Kenen was a consultant to the Council of Economic Advisers, the Office of Management and Budget, the Federal Reserve, the International Monetary Fund, and the United States Department of the Treasury. He was a member of President Kennedy's Task Force on Foreign Economic Policy, the Review Committee on Balance of Payments Statistics, the Economic Advisory Panel of the Federal Reserve Bank of New York, the Council on Foreign Relations, and the Group of Thirty. He was president of the Eastern Economic Association in 2000–01.

He held research fellowships from the Ford Foundation, the Social Science Research Council, and the German Marshall Fund, and he was a fellow of the Center for Advanced Study in the Behavioral Sciences, a Guggenheim Fellow, and Ford Research Professor at the University of California. In 1983–84, he was a professorial fellow at the Australian National University; in 1987–88, he was a visiting fellow at the Royal Institute of International Affairs; in 1991–92, he held the Houblon-Norman Fellowship at the Bank of England; and in 2002, he was professorial fellow at the Victoria University of Wellington and the Reserve Bank of New Zealand.
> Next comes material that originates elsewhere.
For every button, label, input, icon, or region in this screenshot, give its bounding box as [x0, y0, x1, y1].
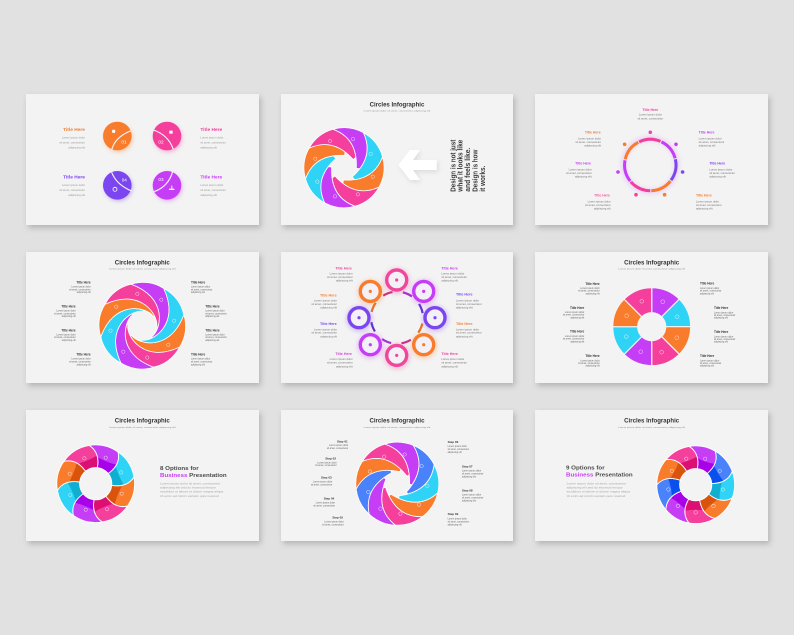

===Selected publications===
====Books====
- Managing the world economy: fifty years after Bretton Woods. Peterson Institute Press, 1994.
- Economic and monetary union in Europe: Moving beyond Maastricht, Cambridge University Press, 1995.
- The international economy, Cambridge University Press, 2000.
- The international financial architecture: What's new? What's missing?, Vol. 61. Peterson Institute, 2001.
- Regional monetary integration, EE Meade, 2007.

====Academic papers====
- "Employment Fluctuations and Wage Rigidity", Brookings Papers on Economic Activity, vol. 1980, no. 1, 1980.
- "Measuring and analyzing the effects of short-term volatility in real exchange rates", The Review of Economics and Statistics, 1986.
- "Currency Internationalisation: Lessons from the Global Financial Crisis and Prospects for the Future in Asia and the Pacific", BIS Paper No. 61, 2012.
- "Nature, capital, and trade." in Essays in International Economics, Princeton University Press, 2019.
- "The demand for international reserves", in Essays in International Economics. Princeton University Press, 2019.

==Death==
Kenen died on December 17, 2012, after a battle with emphysema. He was 80 years old.